В то время этот взгляд показался мне странным. Теперь-то я без труда разгадала бы его значение, но тогда была слишком мала, чтобы понять: мужчины уже видели в Эльге ту прекрасную женщину, которая вот-вот вылупится из скорлупы детства.

– Ну-ка, подойди! – позвал ее отец.

Она подошла, и он, осторожно вытащив золотой крючок застежки из колечка, приложил ожерелье к груди дочери.

– О боги, посмотрите! – восторженно ахнула стрыиня Домаша. – Эти камни точно такого цвета, как ее глаза!

И мы все закричали, что это правда.

Глаза у Эльги были странного цвета, для него никто не знал названия: вроде бы голубые, но с отливом зелени. И эти чудные полупрозрачные камни были точно такими же; с этим ожерельем на груди Эльга стала еще красивее, ожерелье словно нарочно было создано для нее. Трудно было даже представить его на ком-то другом.

– Ну, Елька, ты и везучая! – охнул Аська.

Ему, конечно, ни к чему были украшения, но и он понял, что Эльга обзавелась настоящим сокровищем.

Эльга ничего не ответила, но сама посадка ее головы, невозмутимость лица, унаследованная от Вальгарда, словно говорили без слов: «Да, разумеется. А вы как думали?»

Я смотрела на нее, затаив дыхание от восхищения.

Мы росли вместе, но в последнее время я все чаще чувствовала, что она обгоняет меня во всем, уходит вперед шаг за шагом, и как бы я ни торопилась следом, мне ее не догнать. Даже пояса она уже ткала быстрее меня, и более сложные узоры давались ей легче.

Ну, так и что же – не я ведь внучка плесковских князей и старшая невеста рода легендарного Одда Хельги!

Я совершенно не ощущала в себе крови этого выдающегося человека, а вот Эльга, казалось, унаследовала ее так много, как только возможно.

Всего через пару дней я узнала, что она сделала еще один решительный шаг вперед.

Как-то она встала с лавки и пошла передо мной; я заметила у нее сзади на сорочке темное пятно и сначала подумала, что это березовый лист пристал.
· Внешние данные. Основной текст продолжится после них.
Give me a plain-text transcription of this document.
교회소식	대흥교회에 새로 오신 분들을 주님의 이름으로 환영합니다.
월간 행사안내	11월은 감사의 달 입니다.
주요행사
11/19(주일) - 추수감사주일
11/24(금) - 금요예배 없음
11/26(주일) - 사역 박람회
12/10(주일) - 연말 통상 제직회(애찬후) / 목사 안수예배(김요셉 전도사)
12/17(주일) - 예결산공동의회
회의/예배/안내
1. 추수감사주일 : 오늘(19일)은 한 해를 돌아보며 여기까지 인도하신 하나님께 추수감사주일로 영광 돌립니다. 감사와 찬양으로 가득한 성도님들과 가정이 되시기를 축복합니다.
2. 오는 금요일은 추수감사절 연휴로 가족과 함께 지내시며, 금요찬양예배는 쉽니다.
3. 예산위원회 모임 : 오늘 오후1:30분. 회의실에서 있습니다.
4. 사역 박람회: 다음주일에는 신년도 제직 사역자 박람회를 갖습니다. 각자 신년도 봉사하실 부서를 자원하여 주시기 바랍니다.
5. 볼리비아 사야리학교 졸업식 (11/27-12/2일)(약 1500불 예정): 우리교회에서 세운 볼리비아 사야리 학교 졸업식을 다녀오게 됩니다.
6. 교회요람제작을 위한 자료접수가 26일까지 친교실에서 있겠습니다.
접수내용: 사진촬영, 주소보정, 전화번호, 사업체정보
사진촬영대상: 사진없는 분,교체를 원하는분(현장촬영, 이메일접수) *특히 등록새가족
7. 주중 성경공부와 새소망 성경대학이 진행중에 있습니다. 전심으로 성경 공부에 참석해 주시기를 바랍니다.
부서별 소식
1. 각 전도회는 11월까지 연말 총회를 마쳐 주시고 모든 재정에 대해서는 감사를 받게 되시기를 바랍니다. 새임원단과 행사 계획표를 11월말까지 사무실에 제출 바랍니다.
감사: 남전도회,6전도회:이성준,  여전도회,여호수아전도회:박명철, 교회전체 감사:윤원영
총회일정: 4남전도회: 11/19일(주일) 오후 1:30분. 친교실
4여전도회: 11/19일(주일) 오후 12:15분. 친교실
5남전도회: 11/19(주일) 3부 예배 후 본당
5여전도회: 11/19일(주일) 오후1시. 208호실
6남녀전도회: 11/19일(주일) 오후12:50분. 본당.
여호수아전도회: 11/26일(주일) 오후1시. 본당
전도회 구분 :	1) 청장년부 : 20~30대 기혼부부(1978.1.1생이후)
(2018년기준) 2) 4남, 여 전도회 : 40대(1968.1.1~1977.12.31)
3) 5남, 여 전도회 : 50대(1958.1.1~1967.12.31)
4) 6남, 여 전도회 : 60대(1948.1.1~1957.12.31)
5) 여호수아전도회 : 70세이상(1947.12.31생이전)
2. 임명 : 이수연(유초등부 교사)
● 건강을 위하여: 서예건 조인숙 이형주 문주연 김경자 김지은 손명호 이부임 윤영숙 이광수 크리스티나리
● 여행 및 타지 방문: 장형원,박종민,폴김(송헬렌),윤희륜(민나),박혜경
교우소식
Хотела стряхнуть – и не смогла.

Это оказалась кровь…

Эльга стала взрослой.


Но все-таки этим летом всеобщее внимание было больше приковано не к Эльге, а к Вояне.

Свадьба ее первоначально замышлялась на минувший год, но тем летом умер князь Судогость. А смерть деда невесты, к тому же князя, – такое событие, что свадьбу пришлось отложить до будущей осени. Но Вояна не сильно огорчилась: она получила еще одну зиму на то, чтобы совершенствоваться в ткачестве, готовить рушники и сорочки с вышивкой на подарки жениховой родне.

Вышивали родовое полотенце: слева в виде ветвистого дерева был изображен род невесты, справа – жениха. Во время свадьбы они встанут на полотенце, каждый со своей стороны, чтобы было видно, «на чем стоит» новая семья.

Глянув на вышивку, всякий мог бы сказать, сколько и какой родни у них есть на несколько поколений, живы те сейчас или умерли. Невестину сторону начинают вышивать заранее, а женихову – после обручения.

Эльгина мать достала из укладки свое родовое полотенце с первой свадьбы, где был изображен род ее покойного мужа, отца Вояны; из Плескова приехала баба Гоня со своим таким же полотенцем, еще на поколение старше. За десятки лет красные нити вышивки поблекли, но отбеленный, плотно сотканный лен ничуть не обветшал, лишь немного потемнел. Когда их повесили на стену, чтобы были перед глазами, мы даже оробели: перед нами встала целая роща чуров, тот самый «дремучий лес», где живут их души! И все эти бесчисленные предки, стоящие теперь где-то возле самого истока мира, будто разом глядели на нас и оценивали: что из нас выросло…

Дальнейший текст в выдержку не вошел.